Étienne et Yaël, de Dernière Rénovation, devant l'Académie du climat à Paris

Ils ont décidé de s’engager pour le climat, au-delà des écogestes du quotidien, en devenant activistes. Mais pourquoi rejoindre Dernière Rénovation, l’association qui s’est illustrée par le blocage de plusieurs routes ces derniers mois ? Alexandre, Yaël, Thibaut et Joséphine répondent.

« Je ne vais pas mourir de vieillesse, et ça me terrifie ! ». Alexandre, 32 ans, chargé de mobilisation Dernière Rénovation, conclut sa présentation des enjeux climatiques avant de passer la parole aux participants. Une vingtaine de « primo-arrivants » assistent à la réunion publique, organisée à l’Académie du climat de Paris, lieu d’accueil principal du mouvement, dont l’agenda s’intensifie sur le territoire avec l’annonce d’un nouveau plan d’actions dès le 15 mars prochain.
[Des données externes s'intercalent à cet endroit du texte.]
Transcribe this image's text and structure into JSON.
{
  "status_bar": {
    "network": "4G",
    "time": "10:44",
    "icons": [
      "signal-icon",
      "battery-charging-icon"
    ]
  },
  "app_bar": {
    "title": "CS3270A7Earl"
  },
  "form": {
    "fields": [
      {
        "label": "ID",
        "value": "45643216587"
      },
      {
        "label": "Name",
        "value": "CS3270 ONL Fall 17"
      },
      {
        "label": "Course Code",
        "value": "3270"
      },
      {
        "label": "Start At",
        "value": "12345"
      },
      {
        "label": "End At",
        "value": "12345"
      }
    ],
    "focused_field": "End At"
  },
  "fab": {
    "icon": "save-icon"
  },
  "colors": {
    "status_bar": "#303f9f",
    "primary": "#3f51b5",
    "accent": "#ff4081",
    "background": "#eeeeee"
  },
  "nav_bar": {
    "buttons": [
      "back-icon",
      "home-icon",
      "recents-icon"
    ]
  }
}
Si la nécessité de la rénovation thermique des bâtiments semble de mieux en mieux entendue, les modes d’action de ce nouveau collectif suscitent beaucoup de colère et d’incompréhension. Blocages routiers, interruption d’événements live : la démarche est non violente mais son aspect radical, relayé par des séquences « spectaculaires » avec menottage de militants par la police, continue de cliver. Comment des personnes de la classe moyenne, jeunes ou moins jeunes, en arrivent-elles à s’allonger sur une route face à un camion pour faire valoir leurs idées ?

Une prise de conscience par l’image

Alexandre, ancien directeur dans le e-commerce, a toujours eu « envie d’écologie » même s’il est né et a grandi dans la capitale, au sein d’une famille bourgeoise. À 9 ans, lors d’une sortie scolaire, il est ravi par les avancées écologiques promises pour l’an 2000 : éoliennes, éco-jardins…avant la désillusion. Ce sont les images d’une militante, s’attachant le cou au filet lors d’une demi-finale du tournoi Roland Garros en 2022, qui ont convaincu Alexandre de se mettre en mouvement.
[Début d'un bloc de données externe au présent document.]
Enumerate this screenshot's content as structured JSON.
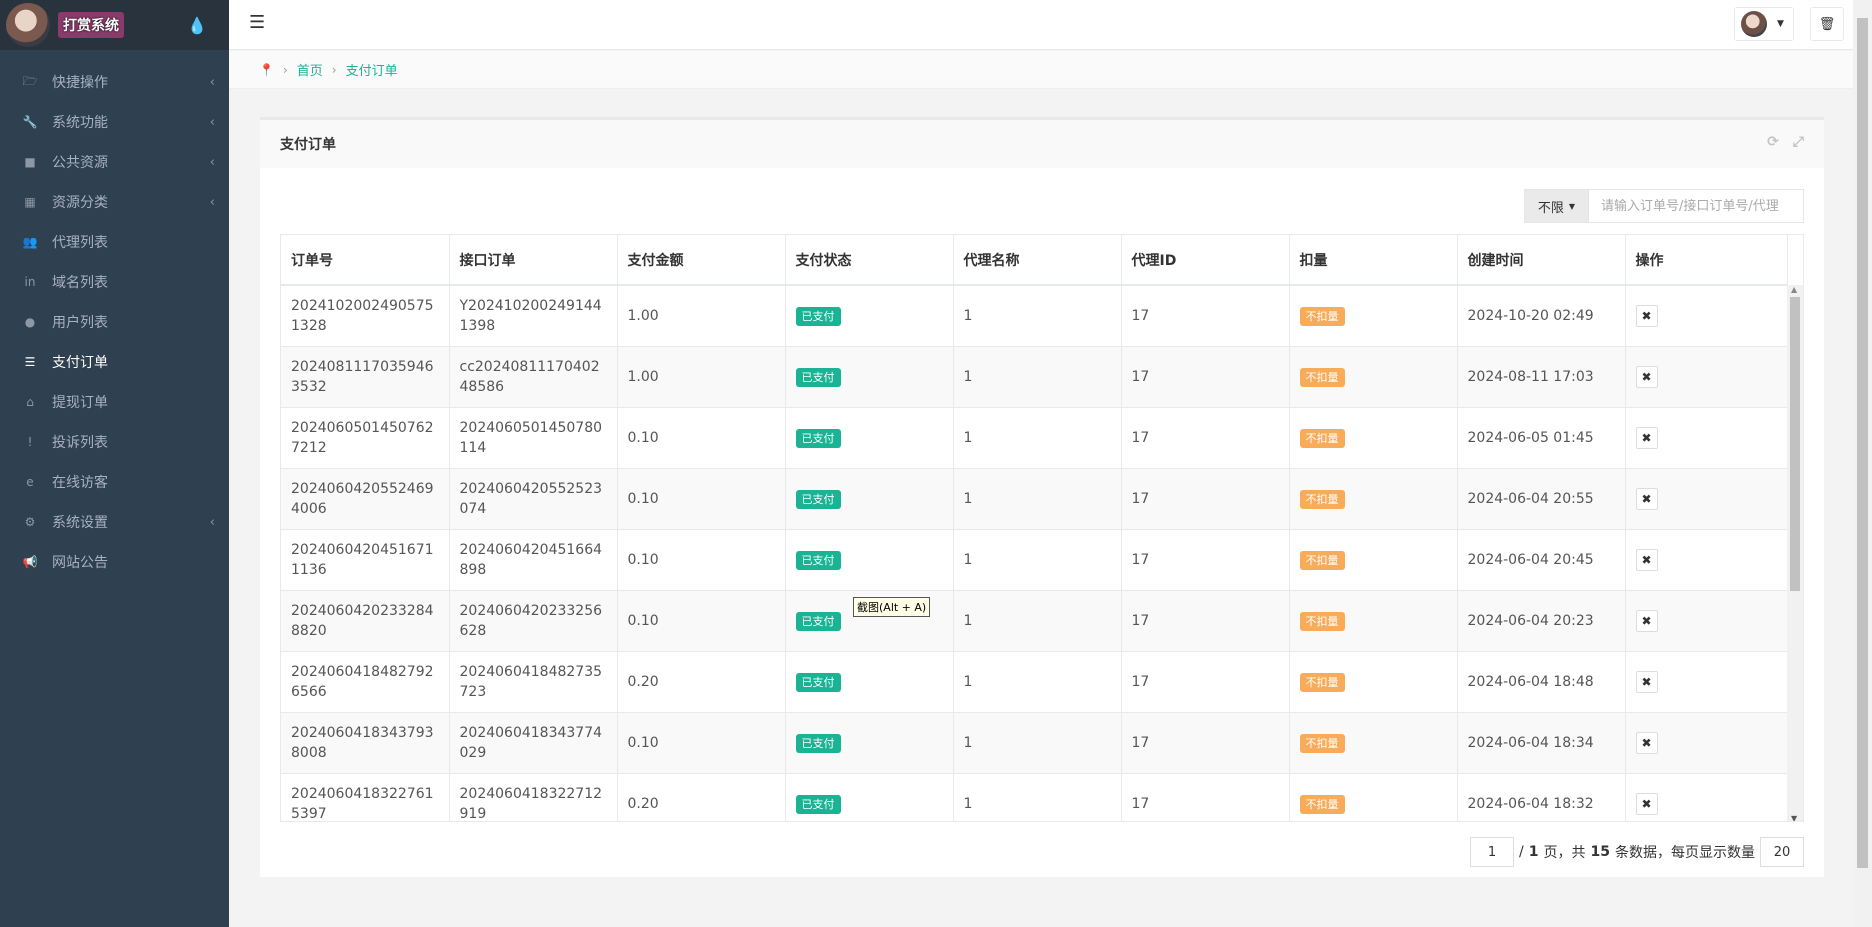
{
  "brand": {
    "title": "打赏系统"
  },
  "sidebar": {
    "items": [
      {
        "label": "快捷操作",
        "icon": "folder-open-icon",
        "glyph": "🗁",
        "arrow": "‹",
        "active": false
      },
      {
        "label": "系统功能",
        "icon": "wrench-icon",
        "glyph": "🔧",
        "arrow": "‹",
        "active": false
      },
      {
        "label": "公共资源",
        "icon": "video-camera-icon",
        "glyph": "■",
        "arrow": "‹",
        "active": false
      },
      {
        "label": "资源分类",
        "icon": "th-icon",
        "glyph": "▦",
        "arrow": "‹",
        "active": false
      },
      {
        "label": "代理列表",
        "icon": "users-icon",
        "glyph": "👥",
        "arrow": "",
        "active": false
      },
      {
        "label": "域名列表",
        "icon": "linkedin-icon",
        "glyph": "in",
        "arrow": "",
        "active": false
      },
      {
        "label": "用户列表",
        "icon": "user-icon",
        "glyph": "●",
        "arrow": "",
        "active": false
      },
      {
        "label": "支付订单",
        "icon": "database-icon",
        "glyph": "☰",
        "arrow": "",
        "active": true
      },
      {
        "label": "提现订单",
        "icon": "bank-icon",
        "glyph": "⌂",
        "arrow": "",
        "active": false
      },
      {
        "label": "投诉列表",
        "icon": "exclamation-circle-icon",
        "glyph": "!",
        "arrow": "",
        "active": false
      },
      {
        "label": "在线访客",
        "icon": "ie-icon",
        "glyph": "e",
        "arrow": "",
        "active": false
      },
      {
        "label": "系统设置",
        "icon": "gear-icon",
        "glyph": "⚙",
        "arrow": "‹",
        "active": false
      },
      {
        "label": "网站公告",
        "icon": "bullhorn-icon",
        "glyph": "📢",
        "arrow": "",
        "active": false
      }
    ]
  },
  "breadcrumb": {
    "home": "首页",
    "current": "支付订单"
  },
  "panel": {
    "title": "支付订单",
    "filter_label": "不限",
    "search_placeholder": "请输入订单号/接口订单号/代理"
  },
  "table": {
    "headers": [
      "订单号",
      "接口订单",
      "支付金额",
      "支付状态",
      "代理名称",
      "代理ID",
      "扣量",
      "创建时间",
      "操作"
    ],
    "rows": [
      {
        "order_no": "20241020024905751328",
        "api_order": "Y2024102002491441398",
        "amount": "1.00",
        "status": "已支付",
        "agent_name": "1",
        "agent_id": "17",
        "deduct": "不扣量",
        "created": "2024-10-20 02:49"
      },
      {
        "order_no": "20240811170359463532",
        "api_order": "cc2024081117040248586",
        "amount": "1.00",
        "status": "已支付",
        "agent_name": "1",
        "agent_id": "17",
        "deduct": "不扣量",
        "created": "2024-08-11 17:03"
      },
      {
        "order_no": "20240605014507627212",
        "api_order": "2024060501450780114",
        "amount": "0.10",
        "status": "已支付",
        "agent_name": "1",
        "agent_id": "17",
        "deduct": "不扣量",
        "created": "2024-06-05 01:45"
      },
      {
        "order_no": "20240604205524694006",
        "api_order": "2024060420552523074",
        "amount": "0.10",
        "status": "已支付",
        "agent_name": "1",
        "agent_id": "17",
        "deduct": "不扣量",
        "created": "2024-06-04 20:55"
      },
      {
        "order_no": "20240604204516711136",
        "api_order": "2024060420451664898",
        "amount": "0.10",
        "status": "已支付",
        "agent_name": "1",
        "agent_id": "17",
        "deduct": "不扣量",
        "created": "2024-06-04 20:45"
      },
      {
        "order_no": "20240604202332848820",
        "api_order": "2024060420233256628",
        "amount": "0.10",
        "status": "已支付",
        "agent_name": "1",
        "agent_id": "17",
        "deduct": "不扣量",
        "created": "2024-06-04 20:23"
      },
      {
        "order_no": "20240604184827926566",
        "api_order": "2024060418482735723",
        "amount": "0.20",
        "status": "已支付",
        "agent_name": "1",
        "agent_id": "17",
        "deduct": "不扣量",
        "created": "2024-06-04 18:48"
      },
      {
        "order_no": "20240604183437938008",
        "api_order": "2024060418343774029",
        "amount": "0.10",
        "status": "已支付",
        "agent_name": "1",
        "agent_id": "17",
        "deduct": "不扣量",
        "created": "2024-06-04 18:34"
      },
      {
        "order_no": "20240604183227615397",
        "api_order": "2024060418322712919",
        "amount": "0.20",
        "status": "已支付",
        "agent_name": "1",
        "agent_id": "17",
        "deduct": "不扣量",
        "created": "2024-06-04 18:32"
      }
    ],
    "delete_glyph": "✖"
  },
  "pager": {
    "current_page": "1",
    "slash": "/",
    "total_pages": "1",
    "page_word": "页，共",
    "total_count": "15",
    "count_suffix": "条数据，每页显示数量",
    "page_size": "20"
  },
  "tooltip": "截图(Alt + A)",
  "colors": {
    "sidebar_bg": "#2f4050",
    "accent": "#1ab394",
    "warning": "#f8ac59"
  }
}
Cette séquence, où le public découvre la jeune Alizée et son tee-shirt indiquant un compte à rebours – en référence au rapport du Groupe d’experts intergouvernemental sur l’évolution du climat (GIEC) – n’a pas échappé non plus à Thibault, ingénieur depuis trois ans pour une société de conseil dans le quartier de La Défense.
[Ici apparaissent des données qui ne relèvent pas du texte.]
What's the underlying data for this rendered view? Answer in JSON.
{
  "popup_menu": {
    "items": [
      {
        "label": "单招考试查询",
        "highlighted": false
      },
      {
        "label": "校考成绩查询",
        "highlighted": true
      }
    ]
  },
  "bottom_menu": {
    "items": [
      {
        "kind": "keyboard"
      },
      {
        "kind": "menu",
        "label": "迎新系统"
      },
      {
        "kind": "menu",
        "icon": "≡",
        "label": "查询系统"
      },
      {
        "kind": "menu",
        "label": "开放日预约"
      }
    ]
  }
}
Fils d’une professeure et d’un ingénieur « écolo-boomers », le parisien de 27 ans a toujours été sensible aux questions environnementales et s’est rapidement positionné politiquement, « à gauche », influencé par un grand-père résistant, dont il a le sentiment de poursuivre la mission. Avant un congé sans solde d’un mois pour faire un tour d’Europe à vélo, il tenait à découvrir le mouvement pour lequel il envisage de s’engager dès son retour.

Thibault souhaite rejoindre le groupe et est prêt à participer aux actions – 24/02/23, Paris, à l’Académie du Climat.

« C’est son moment Greenpeace, ça va passer ! »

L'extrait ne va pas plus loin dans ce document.